Crystallisation behaviour
A third element will work on fundamentals of crystallisation behaviour, to be done at Oak Ridge. The final section of the work is back at PNNL, and analysis of the batteries for failure. “We will look at how the materials have crystallised and dissolved. Then we go back and we develop new batteries and we retest them,” he said.
The information will then be used to build a techno-economic model by Vilayanur Viswanathan at PNNL for lead batteries in a specific long-duration energy storage space, Ellis said.
One of the challenges in the US is the long distances that need to be covered by power grids, sometimes across state boundaries. The Federal Energy Regulatory Commission is responsible for transfer of energy pricing between states and n0-one has worked out how to do that yet with LDES, according to Ellis.
The project is tasked with achieving LDES electricity pricing of $0.05/KWh. Ellis said things are close to $0.075/KWh. “So we’re getting there where that 5,000 cycles, that 70% depth of discharge comes in, is that’s kind of the minimum performance to hit five cents. Now, part of the problem with that number of five cents is they’re including the whole system.”
Battery manufacturers have no control over the cost of inverters, transformers or copper wire. Another problem, according to Ellis, is that no battery manufacturer makes systems. The larger the system, the more costs come down, he said. “There are very few massive scale lead systems. There’s a couple in China, but nobody’s built a 10MWh lead system in the United States, Europe or Japan. Not that I know of.”

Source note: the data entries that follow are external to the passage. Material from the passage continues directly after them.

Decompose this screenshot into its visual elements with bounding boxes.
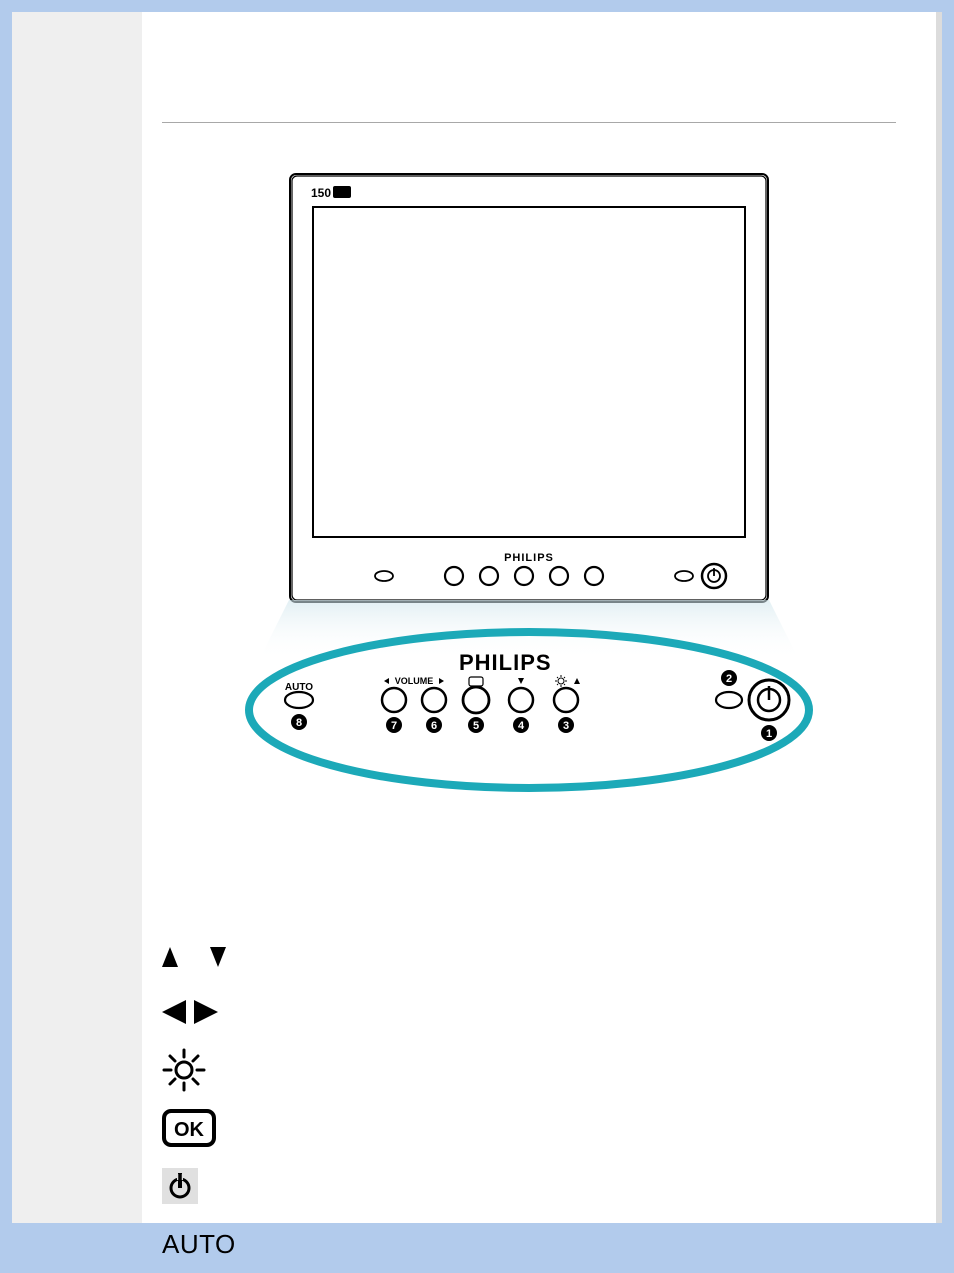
left-right-arrows-icon xyxy=(162,997,242,1027)
monitor-brand-text: PHILIPS xyxy=(504,552,554,564)
svg-text:7: 7 xyxy=(391,720,397,732)
model-badge-text: 150 xyxy=(311,186,331,200)
brightness-icon xyxy=(162,1048,242,1092)
controls-legend: OK xyxy=(162,925,896,1273)
right-scrollbar-hint xyxy=(936,12,942,1223)
legend-row-updown xyxy=(162,925,896,983)
monitor-svg: 150 PHILIPS xyxy=(289,173,769,603)
legend-row-leftright xyxy=(162,983,896,1041)
svg-text:OK: OK xyxy=(174,1119,205,1141)
main-content: 150 PHILIPS xyxy=(142,12,936,1223)
up-down-arrows-icon xyxy=(162,937,242,971)
section-divider xyxy=(162,122,896,123)
zoom-volume-label: VOLUME xyxy=(395,676,434,686)
controls-zoom-wrap: PHILIPS AUTO 8 VOLUME 7 xyxy=(162,600,896,805)
controls-zoom-svg: PHILIPS AUTO 8 VOLUME 7 xyxy=(239,600,819,800)
auto-label: AUTO xyxy=(162,1229,236,1260)
legend-row-auto: AUTO xyxy=(162,1215,896,1273)
monitor-illustration: 150 PHILIPS xyxy=(162,173,896,608)
left-sidebar xyxy=(12,12,142,1223)
svg-text:2: 2 xyxy=(726,673,732,685)
svg-text:1: 1 xyxy=(766,728,772,740)
page-inner: 150 PHILIPS xyxy=(12,12,942,1223)
svg-text:4: 4 xyxy=(518,720,525,732)
page-frame: 150 PHILIPS xyxy=(0,0,954,1235)
svg-text:3: 3 xyxy=(563,720,569,732)
svg-text:8: 8 xyxy=(296,717,302,729)
power-icon xyxy=(162,1168,242,1204)
zoom-brand-text: PHILIPS xyxy=(459,650,552,675)
ok-icon: OK xyxy=(162,1109,242,1147)
legend-row-brightness xyxy=(162,1041,896,1099)
auto-text-icon: AUTO xyxy=(162,1229,242,1260)
legend-row-ok: OK xyxy=(162,1099,896,1157)
svg-text:6: 6 xyxy=(431,720,437,732)
legend-row-power xyxy=(162,1157,896,1215)
svg-text:5: 5 xyxy=(473,720,479,732)
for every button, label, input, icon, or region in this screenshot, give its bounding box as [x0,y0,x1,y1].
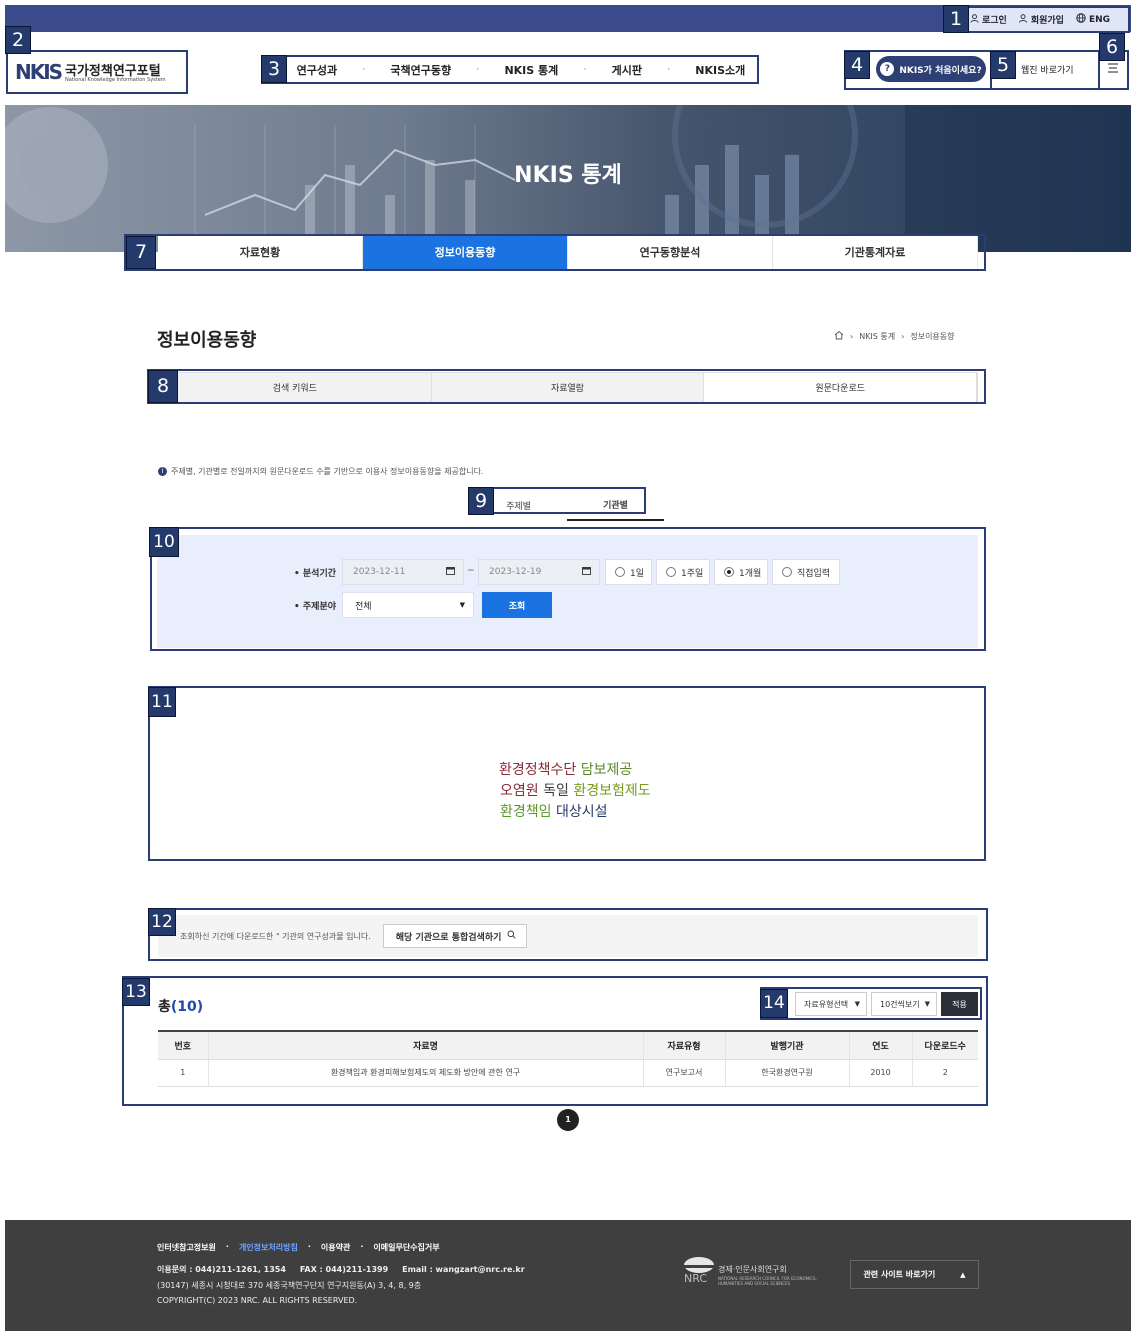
footer-link[interactable]: 인터넷참고정보원 [157,1242,216,1253]
footer-link[interactable]: 이용약관 [321,1242,350,1253]
annotation-badge-5: 5 [990,51,1016,79]
footer-link[interactable]: 이메일무단수집거부 [373,1242,439,1253]
nrc-name: 경제·인문사회연구회 [718,1265,787,1274]
nrc-name-en: NATIONAL RESEARCH COUNCIL FOR ECONOMICS,… [718,1276,817,1286]
annotation-badge-4: 4 [844,51,870,79]
nrc-logo[interactable]: NRC [683,1256,717,1289]
info-notice: i 주제별, 기관별로 전일까지의 원문다운로드 수를 기반으로 이용사 정보이… [158,466,483,477]
chevron-right-icon: › [850,331,854,341]
annotation-badge-11: 11 [148,687,176,717]
breadcrumb-level2[interactable]: 정보이용동향 [910,331,954,342]
annotation-box-12 [148,908,988,961]
annotation-badge-6: 6 [1099,33,1125,61]
annotation-box-3 [261,55,759,84]
annotation-badge-2: 2 [5,26,31,54]
page-title: 정보이용동향 [157,330,257,351]
caret-up-icon: ▲ [960,1270,966,1279]
footer-address: (30147) 세종시 시청대로 370 세종국책연구단지 연구지원동(A) 3… [157,1281,422,1290]
breadcrumb: › NKIS 통계 › 정보이용동향 [834,330,955,342]
annotation-box-14 [760,987,982,1020]
svg-text:NRC: NRC [684,1272,707,1285]
annotation-badge-13: 13 [122,978,150,1006]
footer: 인터넷참고정보원 · 개인정보처리방침 · 이용약관 · 이메일무단수집거부 이… [5,1220,1131,1331]
annotation-box-8 [147,369,986,404]
footer-link-privacy[interactable]: 개인정보처리방침 [239,1242,298,1253]
annotation-badge-10: 10 [149,527,179,557]
annotation-badge-14: 14 [760,989,788,1018]
annotation-badge-12: 12 [148,908,176,936]
annotation-box-7 [124,234,986,271]
info-icon: i [158,467,167,476]
annotation-box-10 [150,527,986,651]
annotation-box-1 [964,6,1130,33]
annotation-box-11 [148,686,986,861]
home-icon[interactable] [834,330,844,342]
pagination-page-1[interactable]: 1 [557,1109,579,1131]
annotation-badge-3: 3 [261,55,287,83]
hero-title: NKIS 통계 [514,163,622,188]
annotation-box-9 [468,487,646,514]
footer-copyright: COPYRIGHT(C) 2023 NRC. ALL RIGHTS RESERV… [157,1296,358,1305]
footer-links: 인터넷참고정보원 · 개인정보처리방침 · 이용약관 · 이메일무단수집거부 [157,1242,440,1253]
annotation-badge-1: 1 [943,5,969,33]
breadcrumb-level1[interactable]: NKIS 통계 [859,331,895,342]
chevron-right-icon: › [901,331,905,341]
annotation-badge-8: 8 [148,370,178,403]
annotation-badge-9: 9 [468,487,494,515]
annotation-box-2 [6,50,188,94]
annotation-badge-7: 7 [126,236,156,269]
footer-contact: 이용문의 : 044)211-1261, 1354 FAX : 044)211-… [157,1265,525,1274]
related-sites-dropdown[interactable]: 관련 사이트 바로가기 ▲ [850,1260,979,1289]
hero-banner: NKIS 통계 [5,105,1131,252]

He believes power companies in the US will be seeking systems of this size for grid storage, due to the size of the country. That would allow bus fleets, for example, to be charged at night after the batteries are charged up during the day.
The companies will have an equal share of the resulting IP, and can apply it to their own products, Ellis said. As this is pre-competitive research, each participating company will be free to decide how they use it and incorporate into their product lines. “The battery companies are not uniform. They all have their particular segmentations to market and capabilities. So some may do the same thing, other ones may do something completely different. One guy may do automotive with it.
“There’s nothing to prevent them from taking this technology and using it in automotive products or fork truck batteries or fishing motor batteries along with LDES.”
He added the reason BCI is promoting this research is the US government has put a huge investment into lithium batteries, and the country “has not prospered from it.”
Consumers have nice mobile phones and stuff, he said, but these research projects are for US entities only.
Ellis believes the project is significant. “Having the DOE recognise that lead technology is important to the continuation of growing the energy diversification economy is a big deal for our industry. You know, at least they’re not saying, go away, we don’t want to hear from you again.”